I could tell the trails were drying out and packing in under so much traffic.  Before I knew it I had let the bike roll and was inching up in my average speed.  That’s when I crashed.
It wasn’t much of a curve even.  Not even forty-five degrees.  One minute I was cranking; the next I was groaning in the mud.  I thought I broke a finger.  I thought I tore a quad.  I thought I was going to puke.  I’d forgotten it had been raining for eighteen hours straight before the race started and my muscles remembered every other ride I’ve had at CVP when I could hammer and hammer and hammer.  That crashed knocked the wind out of my sails and my lungs.  I tucked tail and bailed on the second lap.
I hung around the parking lot for a while.  My left thigh was a knot of pain and my right index finger was sore and stiff making it difficult to remove my helmet, fill up my water bottle, and really do much of anything.  I sprayed off my bike again and cleaned the chain.  I dropped down onto the course near the parking lot and took a few pics of racers coming through Ryan’s Gulch.
Ryan's Gulch where Harry broke himeself

A piece of Harry?
 


Gilfy acting as racer, pit crew, and entertainment all in one
Yes, those are 26+ tires
Then Tomahawk saw me. 
“Uh oh!” he said.
“Nah, I’m good.”
By then the shock had subsided, and other than a shallow puddle of nausea in my belly I was better.  I just didn’t know how my leg was going to hold up on the trail.  I figured the only way to know was to give it a shot. 
I picked up the course where I had bailed and basically had the trail to myself again.  The first hill felt fine.  The next hill felt good.  I decided I’d finish the loop.  I knew Mandy was on her way with lunch, and if I could muster through then maybe some real food would perk me up for a few more laps afterward.  The remaining eight miles of the second lap went down without incident. 
My SAG crew arrived and I ate.  Jeaph had rolled in just before I got off the trail so we sat and visited with him.  He had already ridden a few laps and looked beat.  He said he had crashed pretty hard five times.  In fact, he had broken a wooden bridge on one crash.

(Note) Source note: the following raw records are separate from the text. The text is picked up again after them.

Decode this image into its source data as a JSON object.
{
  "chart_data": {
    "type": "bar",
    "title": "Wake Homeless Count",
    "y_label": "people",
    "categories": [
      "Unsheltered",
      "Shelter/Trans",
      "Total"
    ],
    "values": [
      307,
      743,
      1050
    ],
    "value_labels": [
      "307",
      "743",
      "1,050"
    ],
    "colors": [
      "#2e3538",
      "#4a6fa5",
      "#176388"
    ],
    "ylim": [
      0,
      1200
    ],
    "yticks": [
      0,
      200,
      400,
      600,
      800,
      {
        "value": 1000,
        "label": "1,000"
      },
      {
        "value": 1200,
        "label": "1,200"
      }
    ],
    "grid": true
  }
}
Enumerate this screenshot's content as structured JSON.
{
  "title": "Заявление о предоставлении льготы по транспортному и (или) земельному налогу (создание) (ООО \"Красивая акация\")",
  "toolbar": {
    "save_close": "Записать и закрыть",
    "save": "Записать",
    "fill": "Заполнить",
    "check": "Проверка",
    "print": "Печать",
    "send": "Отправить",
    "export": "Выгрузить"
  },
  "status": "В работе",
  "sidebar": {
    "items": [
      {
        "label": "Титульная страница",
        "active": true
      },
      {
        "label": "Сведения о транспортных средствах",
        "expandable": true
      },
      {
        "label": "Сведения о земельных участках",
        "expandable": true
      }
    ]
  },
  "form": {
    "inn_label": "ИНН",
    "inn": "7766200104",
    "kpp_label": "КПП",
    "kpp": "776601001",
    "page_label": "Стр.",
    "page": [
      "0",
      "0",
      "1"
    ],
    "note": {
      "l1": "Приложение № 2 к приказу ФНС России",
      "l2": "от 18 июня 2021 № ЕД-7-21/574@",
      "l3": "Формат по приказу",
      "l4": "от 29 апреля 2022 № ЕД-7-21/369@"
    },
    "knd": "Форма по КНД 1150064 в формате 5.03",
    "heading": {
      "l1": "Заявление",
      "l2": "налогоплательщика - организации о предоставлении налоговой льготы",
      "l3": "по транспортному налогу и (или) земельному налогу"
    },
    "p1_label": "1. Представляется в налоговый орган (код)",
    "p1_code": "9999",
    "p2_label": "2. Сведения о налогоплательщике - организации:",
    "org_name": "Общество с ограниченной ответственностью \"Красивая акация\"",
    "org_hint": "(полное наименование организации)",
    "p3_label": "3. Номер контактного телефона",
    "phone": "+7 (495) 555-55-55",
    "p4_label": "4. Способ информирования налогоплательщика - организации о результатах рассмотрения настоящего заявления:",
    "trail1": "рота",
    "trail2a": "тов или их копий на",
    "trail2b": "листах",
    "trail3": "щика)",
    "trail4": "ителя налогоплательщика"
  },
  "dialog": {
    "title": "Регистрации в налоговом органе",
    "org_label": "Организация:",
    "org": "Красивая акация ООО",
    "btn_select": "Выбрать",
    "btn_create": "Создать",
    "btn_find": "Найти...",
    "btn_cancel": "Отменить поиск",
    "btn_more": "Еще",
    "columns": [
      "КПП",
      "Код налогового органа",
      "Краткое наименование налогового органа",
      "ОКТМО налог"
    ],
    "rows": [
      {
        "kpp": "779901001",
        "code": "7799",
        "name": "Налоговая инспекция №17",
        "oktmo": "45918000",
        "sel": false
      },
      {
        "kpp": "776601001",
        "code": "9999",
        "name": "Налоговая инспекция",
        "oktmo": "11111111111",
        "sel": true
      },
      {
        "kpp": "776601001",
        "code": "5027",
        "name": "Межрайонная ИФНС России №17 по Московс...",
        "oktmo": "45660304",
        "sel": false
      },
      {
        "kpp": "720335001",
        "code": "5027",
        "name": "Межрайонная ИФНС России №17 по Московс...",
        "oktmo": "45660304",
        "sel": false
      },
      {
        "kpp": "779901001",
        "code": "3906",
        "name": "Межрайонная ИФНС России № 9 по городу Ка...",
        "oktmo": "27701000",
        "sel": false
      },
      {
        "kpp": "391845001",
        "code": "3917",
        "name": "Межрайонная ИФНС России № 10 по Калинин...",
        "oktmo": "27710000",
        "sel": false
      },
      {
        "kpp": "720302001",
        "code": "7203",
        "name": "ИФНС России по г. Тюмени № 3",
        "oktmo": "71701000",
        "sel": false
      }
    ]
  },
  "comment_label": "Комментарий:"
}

But he said if I wanted to go back out he’d ride a lap with me.
I didn’t want to go home with only two mediocre laps under my bibs.  I needed to tick a few more miles.  At least another lap.  Thirty miles would be pretty respectable for me in my flab-ulous state.
After a good rest Jeaphre and I headed back out on the trail.
I crashed about a quarter of a mile before the spot where I crashed on the second lap.  Knocked the wind out of me despite being a fairly slow speed wreck.  Hit the same part of my left thigh.  Right index finger seemed no worse for wear, though it’s swollen up like a ripe sausage today.
I have stubby fingers, but this isn't normal
We continued on and I worked through the stiffness and lassitude I felt.  It was definitely a benefit having someone else to ride with and talk to.  That made the lap a lot more enjoyable.  Initially I had planned on two additional laps, but after the second crash, a slog up the Green Monster (archives climb), and waning energy I decided to call it at three laps.  Jeaph agreed.
This year was my first time doing the 12 Hours of Capitol View race.  I’ve wanted to do it for some time now, and am stoked to finally have gotten to do it.  But I’m sore and feel a bit beaten down today.  That’s okay, my knees and back feel really good which is more than I could have said after the last dozen or so such events I’ve done.  If I can just keep from crashing…
Something else that I want to share.  While I was out on my ill-fated second lap I began thinking that all the brain damage I spend on trying to find my niche and my community of like minded individuals is moot.  The local mountain biking community, no matter how dysfunctional, is where most of my friends are.  There were a lot of people I know and like a lot that were at the race on Sunday.  That's my community.  That's my niche.